The majority of children with asthma have allergies. Even exposure to low-grade allergens (those that do not cause significant allergic reactions) may increase the severity of the asthma. In addition, allergies may play a role in undiagnosed asthma cases. Other triggers of childhood asthma may include the following:
* upper respiratory infections (i.e., colds)
* inhaled irritants, such as secondhand smoke
* certain weather conditions, such as cold air
* physical expressions of emotion, such as crying, laughing, or yelling
However, with proper management of the asthma, such as avoiding triggers, taking prescribed medications, monitoring for warning signs, and knowing what to do during an asthma attack, an individual with asthma can conduct a healthy and active lifestyle.
That hospital also has a page on asthma triggers, and I guess you could say that going there and looking at it would give you a "checklist". The trigger page is:
http://www.childrenshospital.org/az/Site617/mainpageS617P0.html
I got as far as finding the original interview/monologue at the web site that interviewed the physician, but I have not found anything to confirm that the program was actually closed down. As you noted, all he actually said in the monologue was that the hospital had an economic challenge as a result of the program.
I would like to see more information on this but I think the conclusion in the article quoted by the OP was misleading.
I could hardly have come from a cleaner home, but I had asthma nevertheless. So did my father.

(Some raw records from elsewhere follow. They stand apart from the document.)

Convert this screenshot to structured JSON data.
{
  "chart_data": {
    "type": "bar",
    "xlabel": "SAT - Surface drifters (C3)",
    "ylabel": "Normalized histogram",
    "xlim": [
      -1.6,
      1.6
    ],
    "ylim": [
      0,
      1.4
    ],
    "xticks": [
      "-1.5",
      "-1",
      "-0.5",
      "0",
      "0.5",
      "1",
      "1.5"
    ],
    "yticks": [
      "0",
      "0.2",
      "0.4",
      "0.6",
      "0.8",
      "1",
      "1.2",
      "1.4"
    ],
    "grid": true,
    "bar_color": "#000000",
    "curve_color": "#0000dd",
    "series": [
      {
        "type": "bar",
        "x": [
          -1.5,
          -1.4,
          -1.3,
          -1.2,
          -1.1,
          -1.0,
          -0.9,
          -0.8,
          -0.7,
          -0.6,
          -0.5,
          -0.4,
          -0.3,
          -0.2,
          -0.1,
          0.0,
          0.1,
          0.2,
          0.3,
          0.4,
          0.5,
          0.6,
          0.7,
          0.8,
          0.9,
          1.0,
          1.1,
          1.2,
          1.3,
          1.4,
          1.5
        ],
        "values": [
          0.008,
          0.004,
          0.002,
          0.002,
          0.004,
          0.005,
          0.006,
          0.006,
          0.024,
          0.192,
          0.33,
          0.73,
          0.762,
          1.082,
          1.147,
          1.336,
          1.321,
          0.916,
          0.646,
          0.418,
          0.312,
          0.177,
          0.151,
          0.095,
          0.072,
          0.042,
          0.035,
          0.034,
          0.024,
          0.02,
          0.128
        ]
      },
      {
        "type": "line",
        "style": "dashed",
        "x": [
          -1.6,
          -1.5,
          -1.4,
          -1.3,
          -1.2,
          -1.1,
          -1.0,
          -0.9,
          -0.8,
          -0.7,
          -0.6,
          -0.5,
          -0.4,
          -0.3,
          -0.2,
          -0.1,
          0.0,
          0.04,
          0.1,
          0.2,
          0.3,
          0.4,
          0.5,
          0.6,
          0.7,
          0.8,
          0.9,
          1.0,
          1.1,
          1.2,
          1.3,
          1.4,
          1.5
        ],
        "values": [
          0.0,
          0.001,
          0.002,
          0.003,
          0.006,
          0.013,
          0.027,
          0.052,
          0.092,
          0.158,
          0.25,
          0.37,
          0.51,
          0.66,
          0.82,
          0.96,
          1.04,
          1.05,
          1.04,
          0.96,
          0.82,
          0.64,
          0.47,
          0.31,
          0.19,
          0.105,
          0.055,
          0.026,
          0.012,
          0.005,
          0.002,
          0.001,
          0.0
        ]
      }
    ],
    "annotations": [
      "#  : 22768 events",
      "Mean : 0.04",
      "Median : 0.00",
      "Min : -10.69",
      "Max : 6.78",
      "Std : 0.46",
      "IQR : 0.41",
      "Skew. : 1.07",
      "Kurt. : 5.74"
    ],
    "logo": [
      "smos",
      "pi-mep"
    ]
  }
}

Medication, and its regularity and proper administration is crucial. I suppose, having heard angel's wings fluttering a couple of times due to asthma, that people before my father's generation, just died of "weak chests", pneumonia and heart strain. Just read the life of Theodore Roosevelt, as I was encouraged to read in my youth. Indomitable will can carry you a long way, but they can't reverse the damage done.

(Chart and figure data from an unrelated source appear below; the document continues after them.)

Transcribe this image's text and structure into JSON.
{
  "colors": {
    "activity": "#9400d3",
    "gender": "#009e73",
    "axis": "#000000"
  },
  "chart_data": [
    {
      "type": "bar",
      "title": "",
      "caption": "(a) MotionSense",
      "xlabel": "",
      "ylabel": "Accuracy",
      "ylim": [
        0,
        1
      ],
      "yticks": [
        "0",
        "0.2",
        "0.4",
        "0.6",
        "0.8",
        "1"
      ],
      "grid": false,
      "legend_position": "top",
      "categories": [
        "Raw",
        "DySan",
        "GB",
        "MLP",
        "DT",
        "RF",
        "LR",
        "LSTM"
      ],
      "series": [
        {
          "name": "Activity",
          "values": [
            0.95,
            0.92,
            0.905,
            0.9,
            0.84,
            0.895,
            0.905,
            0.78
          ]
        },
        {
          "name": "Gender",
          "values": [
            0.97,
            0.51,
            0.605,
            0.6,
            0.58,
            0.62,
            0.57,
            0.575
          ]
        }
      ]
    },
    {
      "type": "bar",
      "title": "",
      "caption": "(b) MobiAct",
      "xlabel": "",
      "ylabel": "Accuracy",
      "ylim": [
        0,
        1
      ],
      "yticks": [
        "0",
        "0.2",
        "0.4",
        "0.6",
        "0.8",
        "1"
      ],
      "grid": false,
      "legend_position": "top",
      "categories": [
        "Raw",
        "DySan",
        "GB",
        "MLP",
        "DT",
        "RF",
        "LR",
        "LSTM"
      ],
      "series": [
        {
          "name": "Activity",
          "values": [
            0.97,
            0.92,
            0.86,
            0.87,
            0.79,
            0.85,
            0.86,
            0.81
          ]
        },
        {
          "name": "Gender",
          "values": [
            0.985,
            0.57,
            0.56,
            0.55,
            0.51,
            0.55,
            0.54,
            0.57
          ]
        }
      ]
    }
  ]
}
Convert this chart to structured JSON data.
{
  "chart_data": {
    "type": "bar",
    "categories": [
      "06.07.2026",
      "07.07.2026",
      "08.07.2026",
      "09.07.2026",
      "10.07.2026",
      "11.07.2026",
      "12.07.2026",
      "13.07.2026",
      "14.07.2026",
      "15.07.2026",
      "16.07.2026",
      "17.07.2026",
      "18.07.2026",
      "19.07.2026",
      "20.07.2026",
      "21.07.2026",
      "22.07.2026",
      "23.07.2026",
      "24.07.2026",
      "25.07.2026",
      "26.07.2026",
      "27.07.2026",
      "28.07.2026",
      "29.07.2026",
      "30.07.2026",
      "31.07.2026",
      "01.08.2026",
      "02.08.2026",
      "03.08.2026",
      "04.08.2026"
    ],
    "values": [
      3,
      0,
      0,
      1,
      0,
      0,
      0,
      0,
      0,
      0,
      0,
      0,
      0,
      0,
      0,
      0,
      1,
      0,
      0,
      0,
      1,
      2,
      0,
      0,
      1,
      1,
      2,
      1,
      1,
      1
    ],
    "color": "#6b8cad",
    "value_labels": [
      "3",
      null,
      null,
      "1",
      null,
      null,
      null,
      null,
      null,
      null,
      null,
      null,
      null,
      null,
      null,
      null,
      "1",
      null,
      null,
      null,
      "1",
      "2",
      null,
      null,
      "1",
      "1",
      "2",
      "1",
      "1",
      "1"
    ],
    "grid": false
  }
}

If I had a wish, I'd rather have been born 25 years later, into a time when treatment had become so much better that one could almost pretend one doesn't have the condition. I'm certainly glad that my symptoms are so well controlled now. In the early 1980's here, I had to be very careful going out of doors in the winter, because my bronchi reacted so violently to cold weather. Eventuallly it resulted in a week long hospitalization with really bad blood gases and either Grade 3 or Grade 4 pulsus paradoxus caused by high intra-thoracic pressures. I was on Steroids Intravenously for much of that time, and Inhalation Treatments every 3 hours at first. I worship at the feet of my Respirologist, a gifted and patient man.